Search code examples
pythonpandasjson-normalize

Convert Nested DateTime json to Pandas DataFrame


The problem here is different than those defined in the questions here, here, and here. Specifically, the transformation and form of the output I want is different than any specified in those questions, and I also want a DateTime index. These differences cause the answers on those pages fail.

I have data formatted as a json like this:

{
    "Meta Data": {
        "1. Information": "Daily Prices (open, high, low, close) and Volumes",
        "2. Symbol": "ABC",
    },
    "Time Series (Daily)": {
        "2001-06-31": {
            "1. open": "113.2000",
            "4. close": "113.8000",
        },
        "2001-07-01": {
            "1. open": "114.2000",
            "4. close": "114.2000",
        }
    }
}

I want the output to look be a pandas dataframe like this:

"Time Series (Daily)" | "1. open" | "4. close"
"2001-06-31"          | 113.2000  | 113.8000
"2001-07-01"          | 114.2000  | 114.2000

I wrote a function that works, but the for loop leaves performance wanting and I find it hard to read.

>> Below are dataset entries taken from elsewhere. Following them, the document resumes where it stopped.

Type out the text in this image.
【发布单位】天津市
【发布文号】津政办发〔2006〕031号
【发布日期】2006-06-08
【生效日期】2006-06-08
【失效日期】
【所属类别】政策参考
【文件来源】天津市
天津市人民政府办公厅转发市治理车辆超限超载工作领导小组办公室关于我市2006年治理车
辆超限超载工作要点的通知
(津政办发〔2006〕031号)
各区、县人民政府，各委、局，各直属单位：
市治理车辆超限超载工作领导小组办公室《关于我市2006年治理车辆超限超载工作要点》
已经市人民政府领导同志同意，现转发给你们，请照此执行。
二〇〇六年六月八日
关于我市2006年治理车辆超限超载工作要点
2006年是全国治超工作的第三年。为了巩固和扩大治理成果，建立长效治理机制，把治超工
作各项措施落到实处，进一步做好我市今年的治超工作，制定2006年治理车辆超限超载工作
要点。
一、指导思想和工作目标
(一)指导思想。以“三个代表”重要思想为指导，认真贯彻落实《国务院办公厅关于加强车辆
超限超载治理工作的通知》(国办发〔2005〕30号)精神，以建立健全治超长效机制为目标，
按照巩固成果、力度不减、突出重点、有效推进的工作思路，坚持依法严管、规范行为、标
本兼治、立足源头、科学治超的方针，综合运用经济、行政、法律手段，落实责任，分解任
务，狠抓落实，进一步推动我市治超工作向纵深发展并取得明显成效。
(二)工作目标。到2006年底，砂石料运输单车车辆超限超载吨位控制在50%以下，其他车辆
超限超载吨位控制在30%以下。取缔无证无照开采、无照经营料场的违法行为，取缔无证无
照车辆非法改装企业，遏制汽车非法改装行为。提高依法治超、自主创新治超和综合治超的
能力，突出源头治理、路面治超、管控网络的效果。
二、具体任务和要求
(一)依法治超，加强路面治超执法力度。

def convert_json_to_dataframe(all_json_data):
    json_data = all_json_data["Time Series (Daily)"]
    dates = []
    open = []
    close = []
    for key in json_data.keys():
        dates.append(key)
        open.append(json_data[key]["1. open"])
        close.append(json_data[key]["4. close"])
    df = pd.DataFrame(
        list(zip(open, close)),
        columns=["1. open", "4. close"],
        index=dates,
    )
    df = df.apply(pd.to_numeric, errors="ignore")
    return df

There's got to be a simpler, easier to read, higher-performing way to do this, maybe with json_normalize in pandas, but I can't figure it out.


UPDATE AFTER ANSWERS & RESOLUTION. All I had to do was:

df = pd.DataFrame(json_data["Time Series (Daily)"]).T

Pandas discovered the index and column names automatically, so I didn't need the reset_index portion of the answers.

The orient approach also worked:

df = pd.DataFrame.from_dict(json_data["Time Series (Daily)", orient="index")

To get all the numbers as floats instead of strings, I did need the apply line:

df = df.apply(pd.to_numeric, errors="coerce")

Thank you everyone.


Solution

  • Why don't you just do this?

    pd.DataFrame(data["Time Series (Daily)"]).T.reset_index().rename(columns = {"index":"Time Series (Daily)"})
    

    Output -

    Time Series (Daily) 1. open 4. close
    0 2001-06-31 113.2000 113.8000
    1 2001-07-01 114.2000 114.2000